Haynes is not the only individual concerned with the future of journalism. Of the countless “Q and A” sessions with distinguished journalists that were a part of the Al Neuharth Free Spirit conference, the most frequently asked questions seemed to concern the future of journalism. The journalists asking these questions were not distinguished professionals, but rather 51 student journalists, each representing their home states (and Washington, D.C.), all concerned with the future of a field in distress.
The Free Spirit conference offered its chosen participants the opportunity to interact with some of the most prestigious journalists our country has to offer. Some of the more prominent guest speakers, just to name a few, included Chuck Todd, host of “Meet the Press;” David Fahrenthold, Pulitzer Prize winning Washington Post writer; and Martin Baron, executive editor of the Washington Post. In almost all of the questions asked to these distinguished speakers, there seemed to be a deep tone of concern for the future of journalism.
“The state of journalism is one of unprecedented proportions,” said Pennsylvania representative Simon Williams. “Never before has there been such a vehement distaste for mass media.”
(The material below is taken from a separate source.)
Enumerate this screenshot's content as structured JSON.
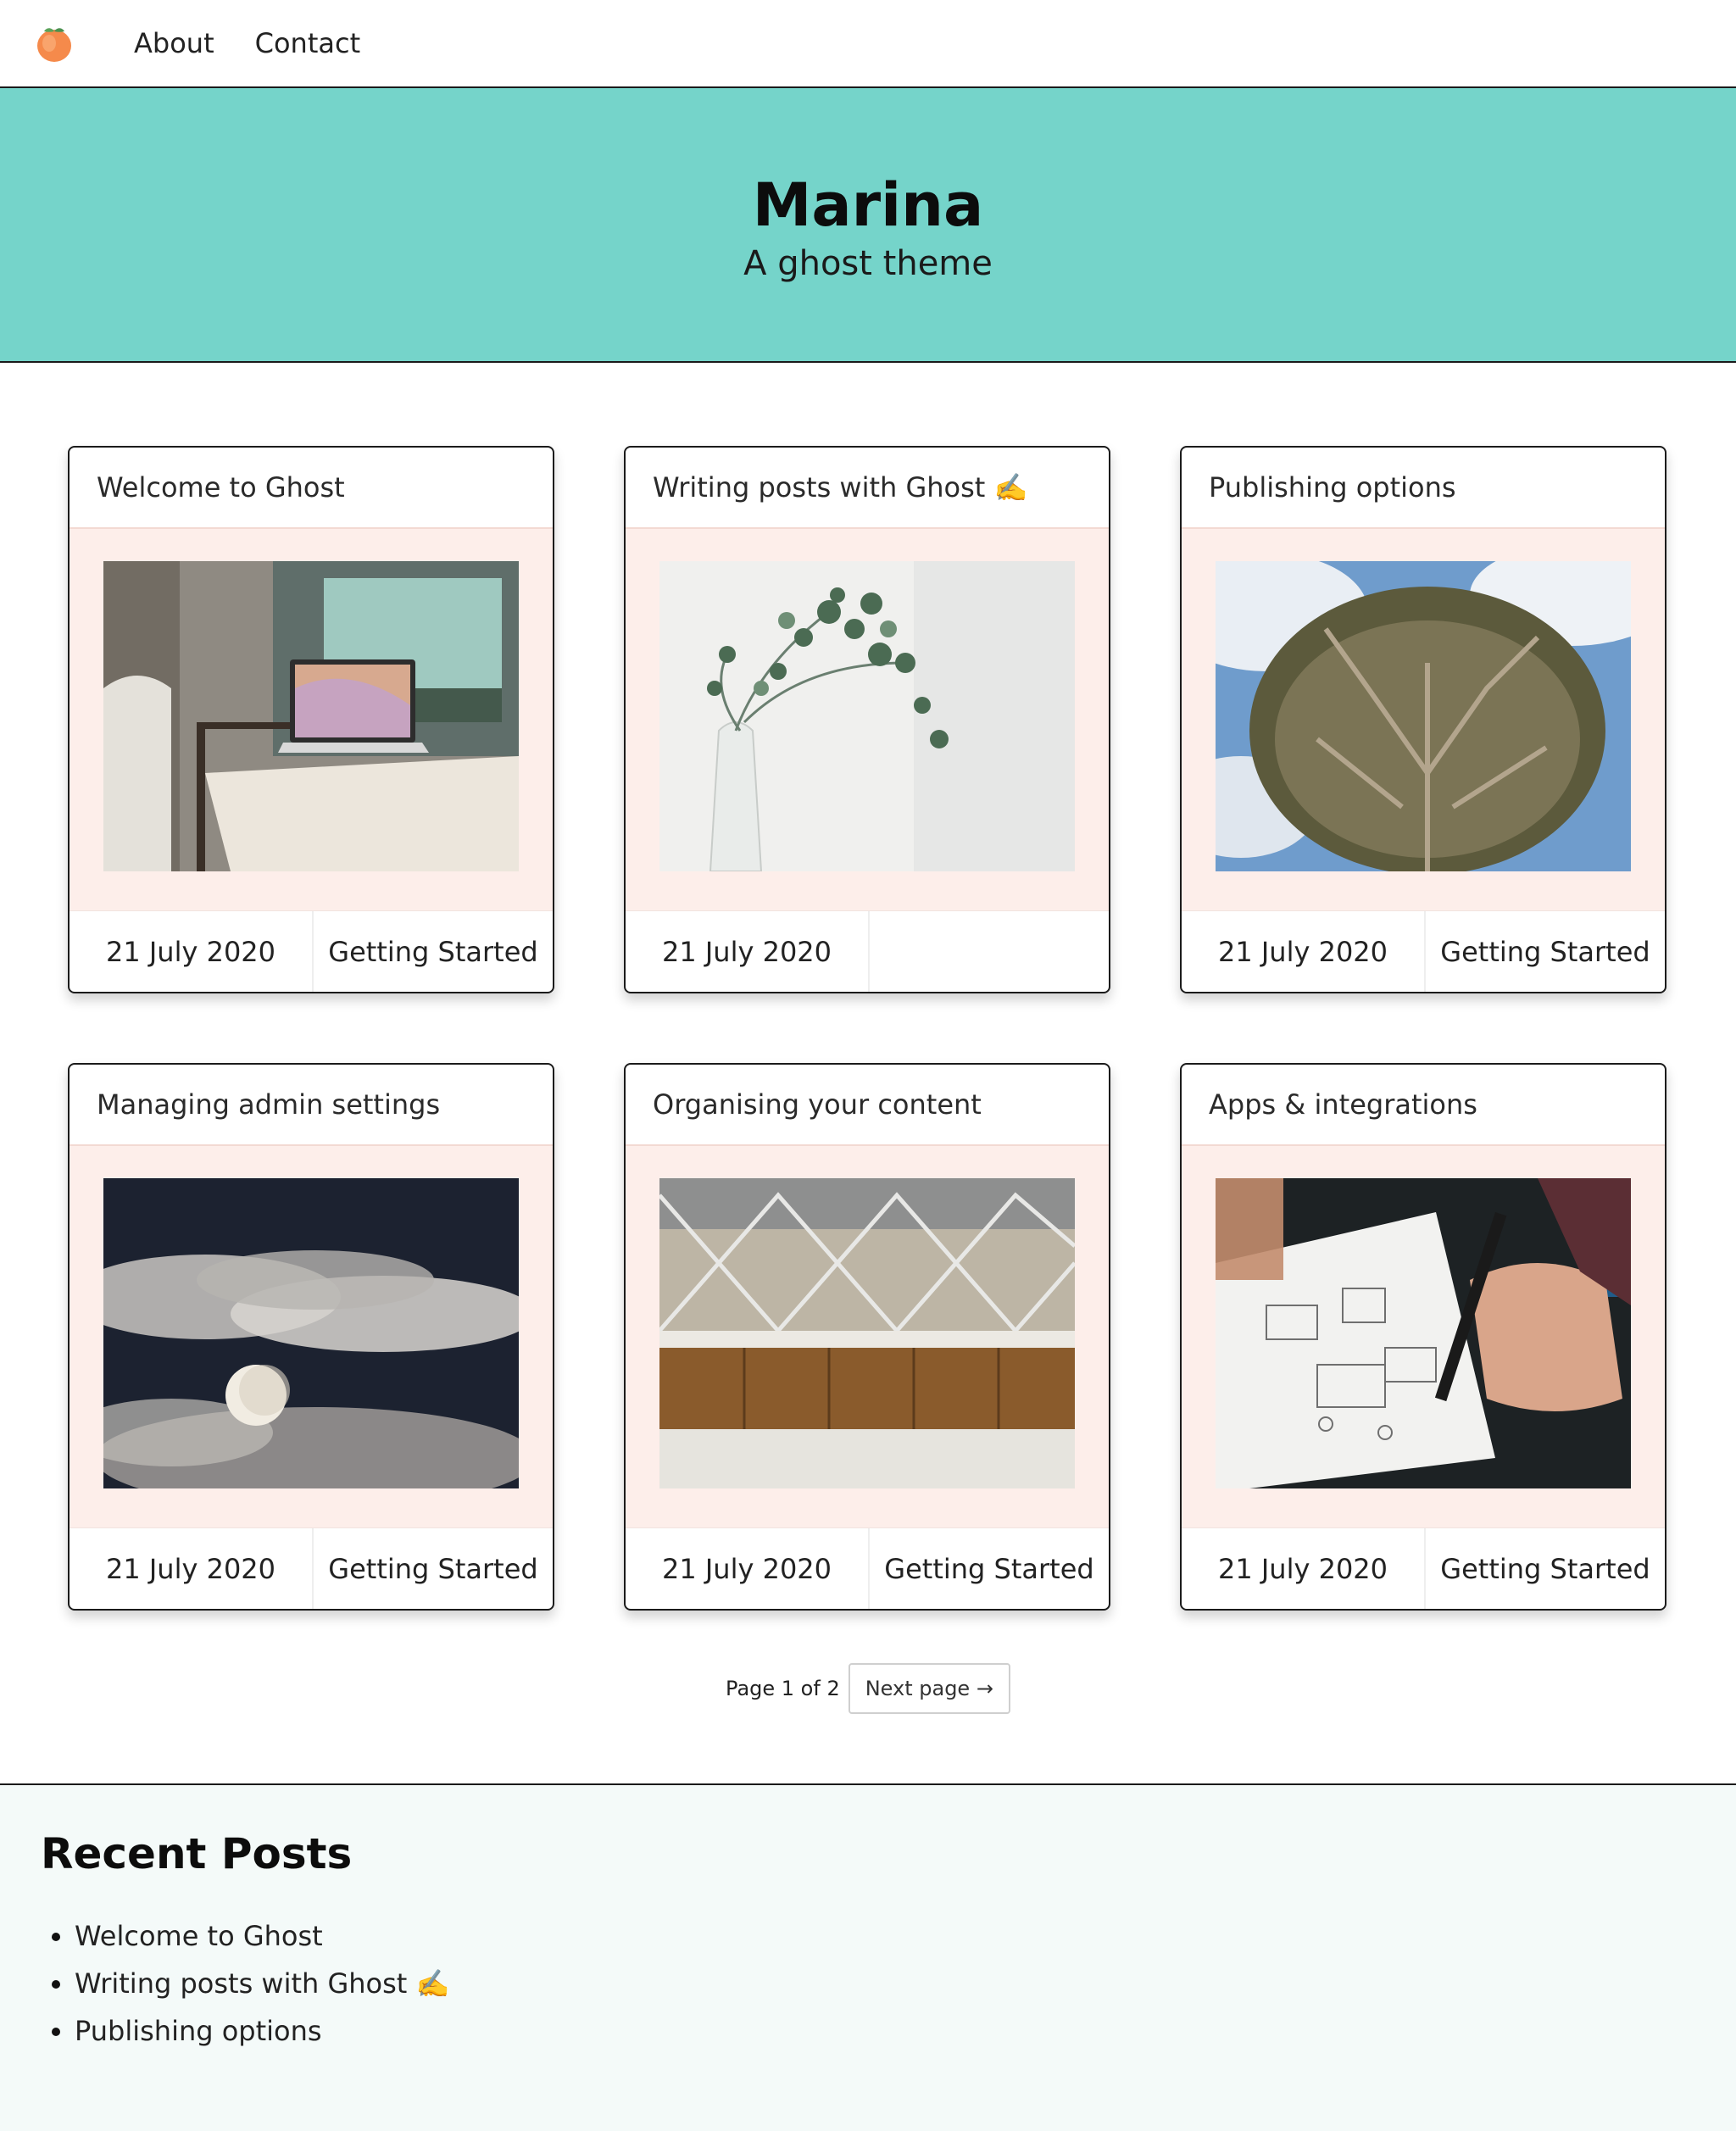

One doesn’t have to be a genius to see that American journalism has seen better days. Media platforms have massively changed in the last decade, making news writing and reporting more and more difficult and elusive. Those who attended the Free Spirit conference probably heard the phrase, “Print is dead,” close to 1,000 times. And that’s because it’s absolutely correct. Times are changing, and the future of news reporting is wildly unpredictable. Other “free spirits” were concerned with the massive decline of Americans’ trust in the media. They thought that this was due to corrupt media coverage, bias, and the fiercely divided political climate. And yes, “fake news” was greatly discussed and debated.
“I’m not necessarily concerned with our ability to report accurately and fairly, but more concerned that the country is only reading the news that they want, and it’s dividing us more,” Illinois free spirit Natalie White said. “Every journalist will say that fake news is a problem, and the only way to combat it is to keep doing good reporting.”
It is for these reasons, and the undeniable hardships facing journalism in the future, that Haynes called the trade’s current status an “all hands on deck moment.” These 51 young men and women were chosen as shining figures among the thousands of student journalists considering a career in journalism in America, but these free spirits spent five days in Washington, D.C., for a purpose much greater than their own respective careers.
“This week truly changed me,” Georgia free spirit Molly Weston said. “I realized how important journalism is right now, and that created a fire in me to produce good work. I was able to meet incredibly passionate students that completely humbled me, which made the environment of the conference insanely inspirational.”
“I got to see that journalism isn’t dead, it’s just changing,” added South Carolina representative Stephen Wise. “It’s adapting as a business and as a medium for information, changing with the times along with the introduction of new technology.”
The American people are thirsting for honest, fair and respectful journalism in a time where honesty, fairness and respect appear to have vanished from the country. It takes great courage to be fair, to tell the truth and to roll the dice on a field that many fear is on the brink of collapse. It is up to all of those who consider themselves free spirits, and all of those who care for commutative journalistic integrity in America, to restore the trust of the American people in the only line between fact and fiction.
As the free spirits filed into the Newseum in Washington, D.C., each morning of the conference, they were taken aback by the view of the First Amendment gloriously carved into the marble above the entrance. Its purpose is to remind Americans that without the First Amendment, democracy is not possible. Without the First Amendment, Americans lose their ability to progress as a society. Without the First Amendment, America is nothing. The First Amendment is what will always keep journalism alive, even in its darkest times.